Perplexity Inks Multi-Year AI Infrastructure Deal with CoreWeave

Another AI heavyweight just locked down its compute future—and the cloud giants are watching.
The Deal That Changes the Game
Perplexity AI isn't just dabbling in rented GPU power. This multi-year commitment to CoreWeave's infrastructure signals a massive, long-term bet on specialized, high-performance compute. It's a move that bypasses the traditional hyperscale cloud vendors entirely, opting for a provider built from the ground up for AI workloads.
Why This Infrastructure War Matters
Forget software—the real bottleneck in the AI race is hardware. Access to powerful, scalable GPU clusters like CoreWeave's is becoming the ultimate competitive moat. Companies that secure long-term capacity now are buying themselves a runway while others scramble for spare cycles. It's a classic land grab, but for silicon real estate.
The Financial Fine Print
While the exact dollar figure remains under wraps, a 'multi-year deal' in this space isn't pocket change. It likely involves nine-figure commitments, locking in today's rates before the next wave of demand sends GPU-hour prices into the stratosphere. A savvy hedge, or just another line item on the venture capital burn-rate spreadsheet? Time will tell.
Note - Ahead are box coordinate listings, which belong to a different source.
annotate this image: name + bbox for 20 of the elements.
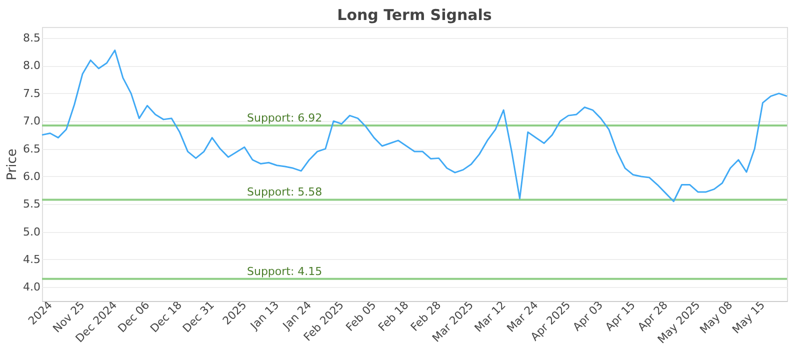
ref-line-label: Support: 6.92 — [247, 112, 322, 125]
y-tick-label: 4.0 — [23, 280, 40, 294]
y-tick-label: 5.0 — [23, 225, 40, 238]
y-tick-label: 4.5 — [23, 252, 40, 266]
chart-title: Long Term Signals — [337, 6, 492, 24]
ref-line-label: Support: 5.58 — [247, 186, 322, 199]
y-tick-label: 7.5 — [23, 86, 40, 100]
y-tick-label: 8.5 — [23, 32, 40, 45]
y-axis-title: Price — [5, 148, 20, 180]
y-tick-label: 6.0 — [23, 170, 40, 183]
x-tick-label: Apr 15 — [602, 298, 638, 334]
x-tick-label: Apr 03 — [570, 298, 606, 334]
y-tick-label: 6.5 — [23, 142, 40, 156]
ref-line-label: Support: 4.15 — [247, 264, 322, 278]
y-tick-label: 8.0 — [23, 59, 40, 72]
line-series — [41, 50, 788, 202]
x-tick-label: Dec 31 — [180, 298, 217, 336]
y-tick-label: 7.0 — [23, 114, 40, 128]
x-tick-label: Jan 13 — [247, 298, 282, 333]
y-tick-label: 5.5 — [23, 198, 40, 211]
One thing's clear: The AI gold rush is creating a booming market for the shovel sellers. CoreWeave's valuation probably just got another bump—much to the delight of its investors and the quiet dismay of legacy cloud providers seeing their walled gardens get a new gate.
Fresh off an 8% drop
Shares fell 8% in extended trading on Thursday after an earnings report showed widening losses and a weaker outlook than Wall Street had expected, despite strong revenue.
The company’s contracted revenue backlog came in at $66.8 billion, which points to strong long-term demand, though concerns about execution and heavy reliance on a handful of customers have kept some investors cautious.
Looking ahead, CoreWeave is planning to spend between $30 billion and $35 billion on capital expenditures in 2026, a sharp jump from $10.31 billion in 2025. It wants to hit more than 1.7 gigawatts of active power by year-end, ahead of the analyst consensus sitting at 1.59 gigawatts, and grow beyond five gigawatts past its contracted footprint by 2030.
A well-timed announcement before investor conferences
The partnership gives CoreWeave a high-profile new customer outside its Microsoft/OpenAI concentration problem, fresh ammunition for diversification, and a premarket stock bump, all before the investor conference.
Co-Founder and Chief Development Officer Brannin McBee will speak at the Morgan Stanley TMT Conference in San Francisco on Wednesday, March 4, 2026, starting at 4:05 p.m. Eastern. Vice President Nick Robbins will follow at the Cantor Global Technology Conference in New York on Tuesday, March 10, 2026, at 2:30 p.m. Eastern.
As previously reported by Cryptopolitan, Nvidia has put $2 billion into CoreWeave, picking up Class A shares at $87.20 each. CEO Mike Intrator said the money will help the company “accelerate our build” and spread its customer base. “This will lead to continued diversification,” he said.
CoreWeave makes its money by renting out GPU-heavy computing capacity from its data centers, the kind of muscle companies need to train AI models and keep them running. That puts it in a growing class of cloud providers built for one thing: powering AI.